I say “Back!” to the fact that protesters who damage private and public property are not arrested, but hard working people are fired for trying to get groceries.

And I say “Back!” to editors that use their First Amendment-protected right to slant their “reporting” to cancel our Second Amendment right and push to not re-elect a state senator because that is what I see you (again) doing in this article.

Gary Mullen


  1. Perry News really kind of lost me when they were expressing concern that our neighbors might be asked (well, ordered) to protect our statues and other stuff. When has the National Guard become anything more than our neighbors? Why would that be controversial? Has now liking Tweets become something that whole editorials can be devoted to? Perhaps my Comp 2 professor said it best, “Stop handing in rough drafts. Do some editing and I’ll give you an A instead of a B.” But then to remove the stuff about liking Tweets and the worries about having our neighbors in the National Guard helping the police to maintain order, and there really is not much left to the editorial other than the try to tie Chapman to King. Perhaps a good, long interview needs to be done? Explore these issues completely with Chapman in a face-to-face interview instead of trying to discern who he is and what he means through Tweets and likes of Tweets of all things.

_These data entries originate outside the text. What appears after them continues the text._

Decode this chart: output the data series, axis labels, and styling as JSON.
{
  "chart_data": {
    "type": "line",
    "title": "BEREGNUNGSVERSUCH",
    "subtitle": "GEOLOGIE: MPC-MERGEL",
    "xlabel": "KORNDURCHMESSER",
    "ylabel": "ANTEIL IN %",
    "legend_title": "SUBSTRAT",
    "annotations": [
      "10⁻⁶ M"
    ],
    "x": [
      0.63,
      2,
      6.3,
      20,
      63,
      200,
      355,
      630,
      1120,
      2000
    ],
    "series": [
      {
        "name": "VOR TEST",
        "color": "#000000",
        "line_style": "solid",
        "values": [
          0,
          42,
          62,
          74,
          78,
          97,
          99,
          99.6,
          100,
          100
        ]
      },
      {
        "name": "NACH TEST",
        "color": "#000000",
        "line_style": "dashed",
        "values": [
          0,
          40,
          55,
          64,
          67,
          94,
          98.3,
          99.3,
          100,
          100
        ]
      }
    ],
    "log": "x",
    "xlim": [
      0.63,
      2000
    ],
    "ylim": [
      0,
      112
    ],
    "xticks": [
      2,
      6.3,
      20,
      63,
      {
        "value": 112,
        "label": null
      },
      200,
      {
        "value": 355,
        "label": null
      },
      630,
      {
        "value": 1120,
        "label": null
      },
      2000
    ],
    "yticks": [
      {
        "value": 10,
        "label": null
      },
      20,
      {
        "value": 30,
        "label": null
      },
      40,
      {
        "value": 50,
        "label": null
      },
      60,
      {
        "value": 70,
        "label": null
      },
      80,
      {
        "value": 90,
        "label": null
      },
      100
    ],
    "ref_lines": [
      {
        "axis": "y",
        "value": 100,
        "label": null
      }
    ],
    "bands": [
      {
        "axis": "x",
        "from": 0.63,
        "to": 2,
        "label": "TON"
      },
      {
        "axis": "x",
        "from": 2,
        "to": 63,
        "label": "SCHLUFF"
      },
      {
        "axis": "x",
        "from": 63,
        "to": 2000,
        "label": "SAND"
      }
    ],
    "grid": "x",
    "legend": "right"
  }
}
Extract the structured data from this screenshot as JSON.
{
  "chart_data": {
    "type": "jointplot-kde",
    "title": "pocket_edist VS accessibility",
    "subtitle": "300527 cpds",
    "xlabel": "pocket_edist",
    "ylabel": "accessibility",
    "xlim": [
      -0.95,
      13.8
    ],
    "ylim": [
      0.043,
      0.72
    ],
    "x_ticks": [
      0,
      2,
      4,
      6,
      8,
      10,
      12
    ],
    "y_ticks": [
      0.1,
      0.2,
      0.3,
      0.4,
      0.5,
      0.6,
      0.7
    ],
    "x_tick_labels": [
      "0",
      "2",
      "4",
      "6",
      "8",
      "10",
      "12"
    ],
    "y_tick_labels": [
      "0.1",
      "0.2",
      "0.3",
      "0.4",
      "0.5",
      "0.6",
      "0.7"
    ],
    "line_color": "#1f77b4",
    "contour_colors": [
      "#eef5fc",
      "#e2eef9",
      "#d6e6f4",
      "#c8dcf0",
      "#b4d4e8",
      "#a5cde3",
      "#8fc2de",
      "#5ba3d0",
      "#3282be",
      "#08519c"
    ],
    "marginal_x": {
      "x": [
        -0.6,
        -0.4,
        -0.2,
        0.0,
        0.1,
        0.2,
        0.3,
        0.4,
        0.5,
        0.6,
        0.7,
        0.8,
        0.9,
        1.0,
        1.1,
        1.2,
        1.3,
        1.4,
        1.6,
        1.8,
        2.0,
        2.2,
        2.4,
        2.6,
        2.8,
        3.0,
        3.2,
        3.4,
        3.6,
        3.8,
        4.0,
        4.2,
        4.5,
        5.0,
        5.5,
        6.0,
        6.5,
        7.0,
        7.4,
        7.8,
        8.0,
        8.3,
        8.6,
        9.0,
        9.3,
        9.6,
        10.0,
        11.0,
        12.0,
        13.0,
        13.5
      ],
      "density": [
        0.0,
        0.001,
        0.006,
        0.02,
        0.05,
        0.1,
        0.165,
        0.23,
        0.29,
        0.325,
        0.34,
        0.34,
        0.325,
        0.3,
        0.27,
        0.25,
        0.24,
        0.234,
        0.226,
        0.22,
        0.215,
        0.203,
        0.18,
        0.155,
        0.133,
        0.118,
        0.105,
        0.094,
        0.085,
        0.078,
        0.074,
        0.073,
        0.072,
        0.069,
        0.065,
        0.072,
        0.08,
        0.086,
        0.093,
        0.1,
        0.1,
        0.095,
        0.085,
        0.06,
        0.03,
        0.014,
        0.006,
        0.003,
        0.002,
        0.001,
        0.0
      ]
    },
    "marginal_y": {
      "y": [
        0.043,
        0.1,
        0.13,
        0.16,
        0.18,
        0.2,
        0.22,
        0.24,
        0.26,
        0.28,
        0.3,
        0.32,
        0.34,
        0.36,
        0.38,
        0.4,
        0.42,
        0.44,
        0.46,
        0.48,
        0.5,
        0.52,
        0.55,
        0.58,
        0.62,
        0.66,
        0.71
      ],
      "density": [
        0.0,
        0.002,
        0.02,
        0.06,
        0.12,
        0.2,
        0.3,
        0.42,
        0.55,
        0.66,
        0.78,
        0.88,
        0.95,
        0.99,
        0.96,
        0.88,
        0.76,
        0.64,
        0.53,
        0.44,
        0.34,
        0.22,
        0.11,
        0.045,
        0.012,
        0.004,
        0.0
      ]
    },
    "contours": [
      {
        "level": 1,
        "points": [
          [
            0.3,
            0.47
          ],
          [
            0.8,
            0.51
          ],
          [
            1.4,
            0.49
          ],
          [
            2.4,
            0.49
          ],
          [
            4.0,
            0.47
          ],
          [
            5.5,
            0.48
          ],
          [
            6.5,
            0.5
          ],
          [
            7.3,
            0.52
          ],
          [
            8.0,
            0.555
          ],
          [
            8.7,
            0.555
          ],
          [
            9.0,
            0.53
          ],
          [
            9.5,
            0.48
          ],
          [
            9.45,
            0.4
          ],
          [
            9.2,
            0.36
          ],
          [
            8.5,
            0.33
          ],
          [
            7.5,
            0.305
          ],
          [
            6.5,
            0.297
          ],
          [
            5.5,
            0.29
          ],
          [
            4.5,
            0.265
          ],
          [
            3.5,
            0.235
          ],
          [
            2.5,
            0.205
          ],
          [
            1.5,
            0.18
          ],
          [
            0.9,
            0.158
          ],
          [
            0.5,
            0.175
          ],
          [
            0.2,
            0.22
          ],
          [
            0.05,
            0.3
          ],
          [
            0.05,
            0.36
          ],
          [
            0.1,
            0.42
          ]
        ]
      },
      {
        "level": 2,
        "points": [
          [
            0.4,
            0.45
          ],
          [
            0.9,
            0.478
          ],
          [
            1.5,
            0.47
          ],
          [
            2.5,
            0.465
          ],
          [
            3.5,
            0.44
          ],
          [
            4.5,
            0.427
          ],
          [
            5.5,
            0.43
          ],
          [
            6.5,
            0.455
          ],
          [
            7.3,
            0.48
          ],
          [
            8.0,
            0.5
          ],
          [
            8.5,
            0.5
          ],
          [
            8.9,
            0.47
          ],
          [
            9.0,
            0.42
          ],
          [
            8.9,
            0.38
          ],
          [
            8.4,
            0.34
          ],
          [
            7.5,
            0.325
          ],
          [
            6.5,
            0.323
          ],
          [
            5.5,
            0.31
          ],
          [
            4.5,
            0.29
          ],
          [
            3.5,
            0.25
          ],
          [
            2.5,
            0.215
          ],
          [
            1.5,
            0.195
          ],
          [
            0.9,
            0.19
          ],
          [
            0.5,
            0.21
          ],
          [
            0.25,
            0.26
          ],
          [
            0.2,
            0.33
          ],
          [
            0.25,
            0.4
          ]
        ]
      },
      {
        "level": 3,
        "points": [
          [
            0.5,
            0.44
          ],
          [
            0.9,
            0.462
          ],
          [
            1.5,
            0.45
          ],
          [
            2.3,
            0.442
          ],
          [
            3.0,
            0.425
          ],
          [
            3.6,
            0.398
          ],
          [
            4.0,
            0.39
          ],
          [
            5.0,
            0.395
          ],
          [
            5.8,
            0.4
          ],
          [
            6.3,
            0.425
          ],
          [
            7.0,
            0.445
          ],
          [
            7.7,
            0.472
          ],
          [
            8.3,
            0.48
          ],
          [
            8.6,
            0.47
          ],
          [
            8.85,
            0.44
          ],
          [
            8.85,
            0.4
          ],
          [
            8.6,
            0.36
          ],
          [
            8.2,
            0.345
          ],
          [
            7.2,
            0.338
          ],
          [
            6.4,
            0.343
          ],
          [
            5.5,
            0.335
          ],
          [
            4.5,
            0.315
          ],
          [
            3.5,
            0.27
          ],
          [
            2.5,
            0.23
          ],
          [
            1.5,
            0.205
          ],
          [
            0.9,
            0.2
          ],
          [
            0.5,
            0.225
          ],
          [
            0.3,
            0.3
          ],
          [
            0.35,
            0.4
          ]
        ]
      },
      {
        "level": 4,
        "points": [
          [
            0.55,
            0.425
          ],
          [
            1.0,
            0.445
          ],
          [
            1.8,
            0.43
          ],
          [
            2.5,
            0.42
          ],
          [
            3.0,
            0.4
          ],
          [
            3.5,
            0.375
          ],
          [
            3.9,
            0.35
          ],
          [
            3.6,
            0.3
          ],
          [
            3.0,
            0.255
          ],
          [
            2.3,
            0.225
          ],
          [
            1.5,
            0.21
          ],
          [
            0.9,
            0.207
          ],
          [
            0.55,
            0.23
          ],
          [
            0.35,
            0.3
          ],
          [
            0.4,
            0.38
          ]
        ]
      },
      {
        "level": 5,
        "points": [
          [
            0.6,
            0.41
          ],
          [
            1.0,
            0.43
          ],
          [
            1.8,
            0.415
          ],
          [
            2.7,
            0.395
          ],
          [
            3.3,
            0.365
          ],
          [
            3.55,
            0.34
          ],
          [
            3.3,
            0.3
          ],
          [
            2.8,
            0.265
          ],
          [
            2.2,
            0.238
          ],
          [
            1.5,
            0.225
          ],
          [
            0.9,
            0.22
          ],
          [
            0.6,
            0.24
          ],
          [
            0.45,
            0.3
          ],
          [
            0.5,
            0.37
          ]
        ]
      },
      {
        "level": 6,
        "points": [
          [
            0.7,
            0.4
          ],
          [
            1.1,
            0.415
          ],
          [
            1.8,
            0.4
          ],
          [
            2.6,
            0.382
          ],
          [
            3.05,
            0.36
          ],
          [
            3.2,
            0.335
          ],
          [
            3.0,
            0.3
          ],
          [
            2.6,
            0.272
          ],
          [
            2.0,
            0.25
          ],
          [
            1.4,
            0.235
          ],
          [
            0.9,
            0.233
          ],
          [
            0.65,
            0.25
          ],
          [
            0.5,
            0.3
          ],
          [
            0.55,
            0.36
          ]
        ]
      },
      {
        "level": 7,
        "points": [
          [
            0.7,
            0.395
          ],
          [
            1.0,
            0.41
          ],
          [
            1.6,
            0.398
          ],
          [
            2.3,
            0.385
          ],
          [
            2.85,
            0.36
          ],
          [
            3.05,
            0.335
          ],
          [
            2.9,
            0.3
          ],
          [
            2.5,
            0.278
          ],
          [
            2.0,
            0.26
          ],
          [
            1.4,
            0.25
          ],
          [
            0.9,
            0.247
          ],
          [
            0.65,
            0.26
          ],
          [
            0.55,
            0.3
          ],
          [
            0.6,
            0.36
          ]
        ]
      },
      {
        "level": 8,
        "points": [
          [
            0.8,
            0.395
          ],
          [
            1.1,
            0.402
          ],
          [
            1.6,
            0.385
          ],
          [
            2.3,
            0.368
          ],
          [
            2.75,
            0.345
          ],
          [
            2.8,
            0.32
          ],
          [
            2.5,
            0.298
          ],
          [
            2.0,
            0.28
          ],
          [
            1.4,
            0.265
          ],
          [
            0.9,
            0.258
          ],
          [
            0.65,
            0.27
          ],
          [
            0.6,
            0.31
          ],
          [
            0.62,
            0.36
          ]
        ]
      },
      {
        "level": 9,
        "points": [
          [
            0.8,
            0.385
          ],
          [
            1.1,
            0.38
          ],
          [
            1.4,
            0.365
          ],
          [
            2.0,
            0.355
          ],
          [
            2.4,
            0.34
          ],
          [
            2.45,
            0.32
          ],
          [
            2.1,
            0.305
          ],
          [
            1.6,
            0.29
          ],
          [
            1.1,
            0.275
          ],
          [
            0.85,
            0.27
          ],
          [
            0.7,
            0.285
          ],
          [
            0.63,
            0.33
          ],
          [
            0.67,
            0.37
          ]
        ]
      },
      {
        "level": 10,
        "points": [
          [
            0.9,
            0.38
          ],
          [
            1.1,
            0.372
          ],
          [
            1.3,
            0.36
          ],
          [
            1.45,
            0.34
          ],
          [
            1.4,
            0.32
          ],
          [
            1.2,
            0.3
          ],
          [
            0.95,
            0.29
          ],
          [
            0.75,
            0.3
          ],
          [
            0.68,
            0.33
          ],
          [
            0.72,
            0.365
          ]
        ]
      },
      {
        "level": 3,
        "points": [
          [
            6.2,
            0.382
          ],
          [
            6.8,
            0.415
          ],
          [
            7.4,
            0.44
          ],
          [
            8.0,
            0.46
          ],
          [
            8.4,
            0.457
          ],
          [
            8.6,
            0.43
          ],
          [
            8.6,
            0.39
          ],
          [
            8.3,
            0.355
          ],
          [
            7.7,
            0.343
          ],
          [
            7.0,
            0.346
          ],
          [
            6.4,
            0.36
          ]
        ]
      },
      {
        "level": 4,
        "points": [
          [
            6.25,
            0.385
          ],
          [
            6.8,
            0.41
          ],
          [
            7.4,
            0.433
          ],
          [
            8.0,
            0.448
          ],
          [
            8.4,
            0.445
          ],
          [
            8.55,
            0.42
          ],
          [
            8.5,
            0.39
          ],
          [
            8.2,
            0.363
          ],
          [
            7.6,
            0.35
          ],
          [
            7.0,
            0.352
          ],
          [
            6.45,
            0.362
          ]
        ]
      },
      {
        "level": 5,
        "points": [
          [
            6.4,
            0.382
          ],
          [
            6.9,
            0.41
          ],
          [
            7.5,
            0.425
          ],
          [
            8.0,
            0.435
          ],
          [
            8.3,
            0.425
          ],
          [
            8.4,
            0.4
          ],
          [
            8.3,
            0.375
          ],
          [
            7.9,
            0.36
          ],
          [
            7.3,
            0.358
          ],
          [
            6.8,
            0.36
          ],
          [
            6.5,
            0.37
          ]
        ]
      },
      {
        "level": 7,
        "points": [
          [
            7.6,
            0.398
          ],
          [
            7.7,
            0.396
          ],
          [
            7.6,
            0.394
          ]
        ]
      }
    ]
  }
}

  2. If all of the Hy-Vee protesters arrived heavily armed (their Personal Protection Equipment), thereby exercising their Second Amendment rights, would they then be embraced as patriots? That appeared to work well in some recent protests.

    • The recent protests that you refer to were in response to the threat of government interference with the Second Amendment. The protesters exercised their First Amendment rights to peacefully assemble to preserve and protect the Second Amendment, which is absolutely patriotic. Protesters that infringe on others’ rights and to burden citizens with costs of damage to property and businesses are unconstitutional, unpatriotic and criminal. What is the justification for the protest at Hy-Vee?